Where the beta feels bloated
- Aurorae menu button tweak – The commit simply flips a flag in the theme engine. It doesn’t add any functionality, yet it bumps the version number for a change most users will never notice.
- Plasma‑browser‑integration waterfox support – Adding another browser to the whitelist is nice on paper but the code path is rarely exercised; I haven’t seen a single site that actually benefits from this entry.
If you’re looking to keep your system lean, feel free to skip these packages when building the beta. They don’t affect core functionality.
Safely testing Plasma 6.6 Beta 2
- Create a separate user – Log in as a throw‑away account so any misbehaving plasmashell instance won’t touch your main profile.
- Install into /opt – Use cmake -DCMAKE_INSTALL_PREFIX=/opt/plasma66beta .. and point $PATH and $XDG_DATA_DIRS to that location.
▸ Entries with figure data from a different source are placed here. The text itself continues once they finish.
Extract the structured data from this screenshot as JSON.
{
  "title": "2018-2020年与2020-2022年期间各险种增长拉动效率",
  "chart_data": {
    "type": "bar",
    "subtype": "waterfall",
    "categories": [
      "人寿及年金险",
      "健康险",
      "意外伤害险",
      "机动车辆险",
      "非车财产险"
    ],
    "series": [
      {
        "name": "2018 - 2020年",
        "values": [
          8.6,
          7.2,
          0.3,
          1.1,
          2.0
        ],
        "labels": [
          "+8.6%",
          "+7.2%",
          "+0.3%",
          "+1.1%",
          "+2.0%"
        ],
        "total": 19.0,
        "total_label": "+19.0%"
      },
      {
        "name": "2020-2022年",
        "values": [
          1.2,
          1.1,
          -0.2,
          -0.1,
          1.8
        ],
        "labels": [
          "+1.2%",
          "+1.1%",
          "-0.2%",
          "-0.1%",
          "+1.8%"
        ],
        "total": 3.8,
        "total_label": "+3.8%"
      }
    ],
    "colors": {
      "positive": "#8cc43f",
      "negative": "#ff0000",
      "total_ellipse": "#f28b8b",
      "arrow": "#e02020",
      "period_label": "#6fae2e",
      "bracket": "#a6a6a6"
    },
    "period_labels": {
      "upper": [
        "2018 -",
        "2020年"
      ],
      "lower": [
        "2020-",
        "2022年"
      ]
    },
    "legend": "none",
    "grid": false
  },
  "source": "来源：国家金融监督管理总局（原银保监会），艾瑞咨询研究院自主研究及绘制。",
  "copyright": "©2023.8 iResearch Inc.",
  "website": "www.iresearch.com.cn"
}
This isolates the beta from the stable packages managed by your distro.
- Run plasmashell --replace – If something goes south you can kill the session with killall plasmashell and fall back to the original desktop without a reboot.
I ran this routine on an Arch box that still runs the stable 6.5 series; after a quick restart everything behaved as expected, and I could switch between the two versions by toggling my environment variables.
Bottom line
KDE Plasma 6.6 Beta 2 feels like a solid step toward the final release. The new login manager, on‑screen keyboard, and setup wizard are genuine improvements, while most of the bug‑fixes address crashes that I’ve personally run into. A few minor changes add little value, but they’re easy to ignore if you prefer a trimmed‑down build.